The former frontrunner who has seen his left-wing rival shoot ahead of him in the battle to succeed Ed Miliband also criticised the "pretty appalling" behaviour of Tory MPs and other rivals seeking to exploit membership rules.
But he insisted he welcomed the arrival of tens of thousands of new supporters to the ranks of voters despite fears of "entryism".
In a stark intervention, Mr Blair wrote in The Guardian that the party he led to three successive general election victories was "walking eyes shut, arms outstretched, over the cliff's edge to the jagged rocks below.
"This is not a moment to refrain from disturbing the serenity of the walk on the basis it causes 'disunity'. It is a moment for a rugby tackle if that were possible."
Asked if he agreed, Mr Burnham told the Press Association: "Everybody is entitled to express their views on this contest, particularly former prime ministers.

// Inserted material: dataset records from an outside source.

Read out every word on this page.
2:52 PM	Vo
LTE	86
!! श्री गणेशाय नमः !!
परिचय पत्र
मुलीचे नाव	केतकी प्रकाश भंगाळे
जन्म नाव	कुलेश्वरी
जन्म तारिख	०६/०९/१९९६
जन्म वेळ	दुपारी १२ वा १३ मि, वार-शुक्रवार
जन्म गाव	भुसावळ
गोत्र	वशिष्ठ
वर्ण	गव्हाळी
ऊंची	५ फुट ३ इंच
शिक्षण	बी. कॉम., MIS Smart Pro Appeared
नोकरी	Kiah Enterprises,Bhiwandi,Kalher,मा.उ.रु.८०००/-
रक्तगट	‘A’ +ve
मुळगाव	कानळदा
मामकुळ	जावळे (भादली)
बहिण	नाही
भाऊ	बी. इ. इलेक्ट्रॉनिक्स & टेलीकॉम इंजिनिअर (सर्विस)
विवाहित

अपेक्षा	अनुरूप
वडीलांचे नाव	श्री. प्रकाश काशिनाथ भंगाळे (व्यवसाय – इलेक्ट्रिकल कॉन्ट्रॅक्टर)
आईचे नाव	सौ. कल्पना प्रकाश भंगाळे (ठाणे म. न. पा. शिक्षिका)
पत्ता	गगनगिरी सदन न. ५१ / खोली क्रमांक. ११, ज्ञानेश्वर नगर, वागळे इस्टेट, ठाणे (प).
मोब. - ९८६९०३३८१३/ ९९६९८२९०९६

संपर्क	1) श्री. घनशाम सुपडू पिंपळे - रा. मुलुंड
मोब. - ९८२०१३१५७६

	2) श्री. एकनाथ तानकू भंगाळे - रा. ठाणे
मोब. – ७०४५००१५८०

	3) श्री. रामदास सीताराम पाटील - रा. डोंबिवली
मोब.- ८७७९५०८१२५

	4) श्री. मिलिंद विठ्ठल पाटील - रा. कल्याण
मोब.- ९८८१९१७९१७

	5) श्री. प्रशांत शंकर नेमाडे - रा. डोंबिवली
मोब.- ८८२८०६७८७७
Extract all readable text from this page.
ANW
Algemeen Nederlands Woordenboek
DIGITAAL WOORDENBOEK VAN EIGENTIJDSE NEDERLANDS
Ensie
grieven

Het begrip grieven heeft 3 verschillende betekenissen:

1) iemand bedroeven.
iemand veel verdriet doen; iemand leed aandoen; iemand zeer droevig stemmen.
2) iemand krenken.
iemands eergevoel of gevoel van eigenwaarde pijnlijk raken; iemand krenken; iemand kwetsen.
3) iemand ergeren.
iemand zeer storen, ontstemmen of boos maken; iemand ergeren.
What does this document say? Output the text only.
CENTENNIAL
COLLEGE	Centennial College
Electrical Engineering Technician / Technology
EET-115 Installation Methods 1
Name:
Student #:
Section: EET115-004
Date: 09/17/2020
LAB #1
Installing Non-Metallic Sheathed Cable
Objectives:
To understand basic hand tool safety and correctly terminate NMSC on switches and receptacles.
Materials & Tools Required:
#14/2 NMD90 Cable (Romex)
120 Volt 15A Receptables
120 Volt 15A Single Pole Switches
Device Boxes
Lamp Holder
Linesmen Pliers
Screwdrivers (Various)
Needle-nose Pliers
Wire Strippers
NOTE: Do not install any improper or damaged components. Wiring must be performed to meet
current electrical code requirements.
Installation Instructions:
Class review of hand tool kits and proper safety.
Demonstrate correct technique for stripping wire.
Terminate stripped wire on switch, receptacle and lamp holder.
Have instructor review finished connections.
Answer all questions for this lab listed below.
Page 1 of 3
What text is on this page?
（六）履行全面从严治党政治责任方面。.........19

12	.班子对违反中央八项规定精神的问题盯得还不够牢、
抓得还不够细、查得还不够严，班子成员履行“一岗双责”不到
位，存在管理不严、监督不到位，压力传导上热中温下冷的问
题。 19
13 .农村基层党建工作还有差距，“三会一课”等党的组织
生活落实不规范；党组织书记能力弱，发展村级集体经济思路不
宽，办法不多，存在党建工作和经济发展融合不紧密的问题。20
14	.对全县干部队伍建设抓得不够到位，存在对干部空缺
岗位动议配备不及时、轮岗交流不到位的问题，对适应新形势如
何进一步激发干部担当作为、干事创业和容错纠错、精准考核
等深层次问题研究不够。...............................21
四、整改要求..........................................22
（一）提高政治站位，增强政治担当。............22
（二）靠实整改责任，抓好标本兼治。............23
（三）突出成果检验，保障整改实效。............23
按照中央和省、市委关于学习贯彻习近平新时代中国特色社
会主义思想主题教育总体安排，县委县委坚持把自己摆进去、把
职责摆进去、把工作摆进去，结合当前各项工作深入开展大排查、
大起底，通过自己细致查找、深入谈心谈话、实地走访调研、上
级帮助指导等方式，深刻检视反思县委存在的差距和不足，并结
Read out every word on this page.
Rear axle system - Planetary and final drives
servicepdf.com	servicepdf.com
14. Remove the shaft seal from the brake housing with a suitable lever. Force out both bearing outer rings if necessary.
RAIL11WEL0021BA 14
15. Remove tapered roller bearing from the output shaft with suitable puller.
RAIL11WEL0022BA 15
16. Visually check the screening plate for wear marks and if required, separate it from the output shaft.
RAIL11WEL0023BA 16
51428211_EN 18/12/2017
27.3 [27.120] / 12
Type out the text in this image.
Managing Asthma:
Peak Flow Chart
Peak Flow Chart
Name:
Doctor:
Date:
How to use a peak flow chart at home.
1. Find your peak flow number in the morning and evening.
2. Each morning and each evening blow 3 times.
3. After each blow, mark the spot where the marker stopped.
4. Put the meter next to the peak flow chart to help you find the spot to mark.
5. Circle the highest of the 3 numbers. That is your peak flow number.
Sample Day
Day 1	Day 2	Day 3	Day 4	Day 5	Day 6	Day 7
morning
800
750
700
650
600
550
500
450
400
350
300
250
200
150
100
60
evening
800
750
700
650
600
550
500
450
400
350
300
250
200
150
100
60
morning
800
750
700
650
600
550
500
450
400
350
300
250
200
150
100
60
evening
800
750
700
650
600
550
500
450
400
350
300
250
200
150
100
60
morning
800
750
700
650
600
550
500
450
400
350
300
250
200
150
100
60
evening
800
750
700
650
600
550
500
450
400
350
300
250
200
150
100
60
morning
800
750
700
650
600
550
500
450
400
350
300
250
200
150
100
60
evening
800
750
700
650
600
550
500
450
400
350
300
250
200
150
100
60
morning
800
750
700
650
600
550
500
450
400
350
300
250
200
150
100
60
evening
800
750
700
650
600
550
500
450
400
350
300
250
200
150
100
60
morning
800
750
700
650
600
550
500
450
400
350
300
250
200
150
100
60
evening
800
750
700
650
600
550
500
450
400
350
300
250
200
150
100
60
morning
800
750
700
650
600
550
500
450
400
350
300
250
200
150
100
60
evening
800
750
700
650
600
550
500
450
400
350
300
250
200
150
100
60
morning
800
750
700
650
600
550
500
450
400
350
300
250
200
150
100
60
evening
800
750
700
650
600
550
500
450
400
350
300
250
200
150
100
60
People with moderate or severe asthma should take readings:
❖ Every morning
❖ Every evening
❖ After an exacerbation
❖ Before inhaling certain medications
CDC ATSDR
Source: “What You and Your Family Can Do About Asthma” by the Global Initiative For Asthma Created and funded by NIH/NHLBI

"But I don't think it helps necessarily to second guess the outcome and to make these dire predictions on the back of it.
"I will be keeping it positive. I want to get my case over to the 600,000 people who have a vote in this contest.
"They will rightly decide the future of the Labour Party now. I think people are well aware of the issues at stake and I think the time has come to trust the members of our party and the supporters of our party to make the right decision about its future."
Amid controversy over the election process, he said it was "not the time to cry foul on the rules".
"It should be a cause for celebration that the Labour Party has the ability to bring 600,000 people into its leadership election.
"I think it is a positive thing that there is a vibrant contest and that there are a wide number of people from different walks of life able to have a say."